Woman Saves Pastor From Angry Hindu and Muslim Crowd by Saying Jesus Christ Transformed Her Life

(Photo: Reuters/Rafiqur Rahman)Christian children light candles in memory of those who died in a bomb attack on a church five years ago in Baniarchar 200km south west of the capital, Dhaka, June 3, 2006.

A woman in Bangladesh saved a pastor from an angry crowd of Muslims and Hindus who were accusing him of converting people to his church, by testifying how she has been transformed by Jesus Christ.

Bruce Allen of Forgotten Missionaries International told Mission Network News that the woman, who wasn't named, stepped up to the crowd at the village near the Indian border and said that she invited the pastor, named Paul, to speak with her.

"I know there are people who want to know the truth about God. I want them to experience the forgiveness that I have found in Jesus Christ," the woman told the crowd.

"I want my family, my friends, my neighbors to have the power for daily living that Jesus provides through His Holy Spirit. The transformation of life," she added.

Allen explained that the crowd was "stumped" by the testimony, as it went against their accusations that the pastor was manipulating or bribing people to come to his church.

"This was truly a grassroots movement from within their own community," Allen said.

He revealed that his missionary group is looking to help evangelists and church planters in rural parts of Bangladesh to reach more people who are seeking to hear the Gospel.

"They are there, they're crying and saying 'Please feed us, please take care of us.' And so FMI would love to be able to support more church planters in these hard-to-reach, creative access places," Allen noted.

Christians have faced various attacks over the years in the Islamic-majority Bangladesh, where they are a distinct minority.

Radical terror groups, such as the Islamic State, have also carried out killings, including hacking to death a Christian man, a gardener at his church, back in 2016.

Mgr. Theotonius Gomes, the Bishop Emeritus of Dhaka, said at the time that Christians are facing increasing dangers from Islamic fanatical groups that want to put nonbelievers to death.

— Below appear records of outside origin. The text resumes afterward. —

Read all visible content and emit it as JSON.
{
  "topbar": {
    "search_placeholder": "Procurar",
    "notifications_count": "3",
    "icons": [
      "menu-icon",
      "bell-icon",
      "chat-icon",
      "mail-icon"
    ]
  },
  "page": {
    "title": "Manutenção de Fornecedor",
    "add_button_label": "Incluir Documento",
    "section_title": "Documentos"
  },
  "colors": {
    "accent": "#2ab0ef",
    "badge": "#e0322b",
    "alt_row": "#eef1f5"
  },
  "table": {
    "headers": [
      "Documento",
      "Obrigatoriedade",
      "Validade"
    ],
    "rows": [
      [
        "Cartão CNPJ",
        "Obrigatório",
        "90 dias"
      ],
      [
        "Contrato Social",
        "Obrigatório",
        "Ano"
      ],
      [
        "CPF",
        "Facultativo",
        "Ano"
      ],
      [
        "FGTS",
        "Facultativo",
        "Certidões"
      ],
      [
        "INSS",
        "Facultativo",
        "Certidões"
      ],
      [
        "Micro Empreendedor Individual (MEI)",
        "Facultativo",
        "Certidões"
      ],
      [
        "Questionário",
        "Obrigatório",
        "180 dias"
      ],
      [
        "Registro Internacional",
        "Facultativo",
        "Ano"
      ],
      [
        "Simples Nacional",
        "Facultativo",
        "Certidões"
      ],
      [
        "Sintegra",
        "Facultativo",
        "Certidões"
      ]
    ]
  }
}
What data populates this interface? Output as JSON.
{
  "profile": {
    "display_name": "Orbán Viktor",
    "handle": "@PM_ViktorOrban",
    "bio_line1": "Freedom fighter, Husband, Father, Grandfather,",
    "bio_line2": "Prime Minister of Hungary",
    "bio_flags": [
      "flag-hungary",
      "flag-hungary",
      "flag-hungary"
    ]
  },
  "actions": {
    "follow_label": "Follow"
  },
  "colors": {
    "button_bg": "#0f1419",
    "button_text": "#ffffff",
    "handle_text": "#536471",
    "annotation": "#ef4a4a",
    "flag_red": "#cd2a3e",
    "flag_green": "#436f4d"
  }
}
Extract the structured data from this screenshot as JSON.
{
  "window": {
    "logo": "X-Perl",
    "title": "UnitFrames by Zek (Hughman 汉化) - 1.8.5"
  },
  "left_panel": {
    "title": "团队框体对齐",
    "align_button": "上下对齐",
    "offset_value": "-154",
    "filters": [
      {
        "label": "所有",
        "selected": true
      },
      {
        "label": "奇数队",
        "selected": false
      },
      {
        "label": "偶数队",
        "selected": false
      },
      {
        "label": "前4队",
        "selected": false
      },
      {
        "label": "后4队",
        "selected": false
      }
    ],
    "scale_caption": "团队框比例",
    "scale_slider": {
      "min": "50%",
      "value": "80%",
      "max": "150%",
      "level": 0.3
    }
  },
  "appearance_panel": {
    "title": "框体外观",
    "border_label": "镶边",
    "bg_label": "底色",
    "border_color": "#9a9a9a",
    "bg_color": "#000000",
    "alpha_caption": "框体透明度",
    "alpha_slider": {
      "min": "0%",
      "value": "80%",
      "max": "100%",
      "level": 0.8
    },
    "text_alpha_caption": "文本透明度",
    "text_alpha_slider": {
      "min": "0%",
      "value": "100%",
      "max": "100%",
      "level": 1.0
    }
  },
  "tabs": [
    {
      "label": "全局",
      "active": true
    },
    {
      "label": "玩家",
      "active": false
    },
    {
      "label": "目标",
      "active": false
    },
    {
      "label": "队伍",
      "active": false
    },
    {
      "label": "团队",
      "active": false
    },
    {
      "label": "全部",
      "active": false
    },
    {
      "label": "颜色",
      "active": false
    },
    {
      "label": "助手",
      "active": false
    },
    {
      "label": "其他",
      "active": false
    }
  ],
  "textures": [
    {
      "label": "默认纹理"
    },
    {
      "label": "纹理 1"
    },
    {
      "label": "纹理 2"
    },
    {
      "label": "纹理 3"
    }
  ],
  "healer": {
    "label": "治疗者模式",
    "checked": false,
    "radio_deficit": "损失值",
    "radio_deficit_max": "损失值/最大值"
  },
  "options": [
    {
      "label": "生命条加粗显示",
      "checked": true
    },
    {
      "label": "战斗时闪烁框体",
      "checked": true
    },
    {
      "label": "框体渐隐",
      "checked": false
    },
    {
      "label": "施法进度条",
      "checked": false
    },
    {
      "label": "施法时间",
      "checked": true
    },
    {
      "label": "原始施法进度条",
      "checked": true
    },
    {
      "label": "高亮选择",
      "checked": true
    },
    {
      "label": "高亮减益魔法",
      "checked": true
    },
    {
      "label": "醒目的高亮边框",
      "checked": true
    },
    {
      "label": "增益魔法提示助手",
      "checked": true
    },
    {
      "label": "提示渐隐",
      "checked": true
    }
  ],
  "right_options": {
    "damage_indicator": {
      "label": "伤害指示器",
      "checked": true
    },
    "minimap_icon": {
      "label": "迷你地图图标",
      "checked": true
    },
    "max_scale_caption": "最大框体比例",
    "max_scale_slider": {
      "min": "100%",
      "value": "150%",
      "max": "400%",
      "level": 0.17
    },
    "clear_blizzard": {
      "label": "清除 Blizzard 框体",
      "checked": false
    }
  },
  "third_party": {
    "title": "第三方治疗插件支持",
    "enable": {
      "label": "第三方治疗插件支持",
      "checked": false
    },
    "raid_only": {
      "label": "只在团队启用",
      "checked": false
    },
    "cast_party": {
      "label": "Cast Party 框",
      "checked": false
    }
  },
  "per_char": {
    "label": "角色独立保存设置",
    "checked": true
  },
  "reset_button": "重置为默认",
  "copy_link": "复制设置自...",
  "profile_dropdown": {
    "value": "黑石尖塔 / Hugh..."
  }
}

"We are aware, concerned but not alarmed. Fanatical groups are spreading death, but we hope that the government can control them. The pastoral and social activities of the Church continues," the bishop said then.

Atheist bloggers and writers have also been attacked and killed. Amnesty International has called on the government needs to do more to protect non-Islamic minorities in the country.

"Some of these killings have been claimed by extremists — but they have been facilitated by the official failure to prosecute anyone responsible," said Abbas Faiz, Amnesty International's Bangladesh researcher.

"The prevalent impunity for all these cases continues to send a message that such attacks are tolerated by the authorities. Ending impunity and ensuring protection for those at risk must be a priority for the Bangladeshi authorities."